Resolvemos fundar o nosso. Um espaço não comercial, de resistência. Mais um trabalho de militância, voluntário, por suposto. Jaime propôs um jornal; eu, uma revista. O nome eu escolhi (ele queria Bacurau). Dividimos as tarefas. A capa ficou com ele, a linha editorial também.

Correr atrás da grana ficou por minha conta. A paleta de cores, depois de larga prosa, Jaime fechou questão – “nossas cores vão ser o vermelho e o amarelo, porque revista tem que ter cor de luta, cor vibrante” (eu queria verde-floresta). Na paz, acabei enfiando um branco.

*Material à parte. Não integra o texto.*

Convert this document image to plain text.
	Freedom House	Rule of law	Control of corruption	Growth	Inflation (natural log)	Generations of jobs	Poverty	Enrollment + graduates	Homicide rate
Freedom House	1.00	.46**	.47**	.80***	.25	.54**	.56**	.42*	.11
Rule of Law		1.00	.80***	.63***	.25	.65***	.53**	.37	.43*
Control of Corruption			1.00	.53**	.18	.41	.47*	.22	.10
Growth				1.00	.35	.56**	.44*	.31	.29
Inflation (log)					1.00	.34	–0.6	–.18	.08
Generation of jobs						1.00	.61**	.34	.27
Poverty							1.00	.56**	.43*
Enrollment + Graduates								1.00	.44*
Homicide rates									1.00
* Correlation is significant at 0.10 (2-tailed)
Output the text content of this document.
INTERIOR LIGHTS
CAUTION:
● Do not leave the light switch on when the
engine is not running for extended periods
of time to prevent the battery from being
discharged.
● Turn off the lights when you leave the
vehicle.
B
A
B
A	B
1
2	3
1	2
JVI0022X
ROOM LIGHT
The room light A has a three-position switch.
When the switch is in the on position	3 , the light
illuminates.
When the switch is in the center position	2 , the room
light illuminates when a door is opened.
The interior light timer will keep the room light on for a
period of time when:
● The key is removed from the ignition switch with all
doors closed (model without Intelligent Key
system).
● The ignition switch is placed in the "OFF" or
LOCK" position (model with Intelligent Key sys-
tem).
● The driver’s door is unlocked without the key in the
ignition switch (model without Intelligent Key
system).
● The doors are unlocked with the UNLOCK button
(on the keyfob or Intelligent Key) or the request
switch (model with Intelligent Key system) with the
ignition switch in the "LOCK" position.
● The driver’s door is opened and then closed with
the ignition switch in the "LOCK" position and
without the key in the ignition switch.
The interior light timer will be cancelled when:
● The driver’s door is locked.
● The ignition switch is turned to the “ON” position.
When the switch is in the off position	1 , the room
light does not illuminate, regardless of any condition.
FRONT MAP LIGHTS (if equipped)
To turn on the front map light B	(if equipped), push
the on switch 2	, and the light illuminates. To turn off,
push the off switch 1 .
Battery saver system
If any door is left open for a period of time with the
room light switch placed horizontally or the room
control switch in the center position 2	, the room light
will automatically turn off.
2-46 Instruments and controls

Fizemos a primeira edição da Xapuri lá mesmo, na Reserva, em uma noite. Optamos por centrar na pauta socioambiental. Nossa primeira capa foi sobre os povos indígenas isolados do Acre: ‘Isolados, Bravos, Livres: Um Brasil Indígena por Conhecer”. Depois de tudo pronto, Jaime inventou de fazer uma outra boneca, “porque toda revista tem que ter número zero”.

Dessa vez finquei pé, ficamos com a capa indígena. Voltei pra Brasília com a boneca praticamente pronta e com a missão de dar um jeito de imprimir. Nos dias seguintes, o Jaime veio pra Formosa, pra convencer minha irmã Lúcia a revisar a revista, “de grátis”. Com a primeira revista impressa, a próxima tarefa foi montar o Conselho Editorial.

Jaime fez questão de visitar, explicar o projeto e convidar pessoalmente cada conselheiro e cada conselheira (até a doença agravar, nos seus últimos meses de vida, nunca abriu mão dessa tarefa). Daqui rumamos pra Goiânia, para convidar o arqueólogo Altair Sales Barbosa, nosso primeiro conselheiro. “O mais sabido de nóis,” segundo o Jaime.

Trilhamos uma linda jornada. Em 80 meses, Jaime fez questão de decidir, mensalmente, o tema da capa e, quase sempre, escrever ele mesmo. Às vezes, ligava pra falar da ótima ideia que teve, às vezes sumia e, no dia certo, lá vinha o texto pronto, impecável.

Na sexta-feira, 9 de julho, quando preparávamos a Xapuri 81, pela primeira vez em sete anos, ele me pediu para cuidar de tudo. Foi uma conversa triste, ele estava agoniado com os rumos da doença e com a tragédia que o Brasil enfrentava. Não falamos em morte, mas eu sabia que era o fim.

Hoje, cá estamos nós, sem as capas do Jaime, sem as pautas do Jaime, sem o linguajar do Jaime, sem o jaimês da Xapuri, mas na labuta, firmes na resistência. Mês sim, mês sim de novo, como você sonhava, Jaiminho, carcamos porva e, enfim, chegamos à nossa edição número 100. E, depois da Xapuri 100, como era desejo seu, a gente segue esperneando.

Fica tranquilo, camarada, que por aqui tá tudo direitim.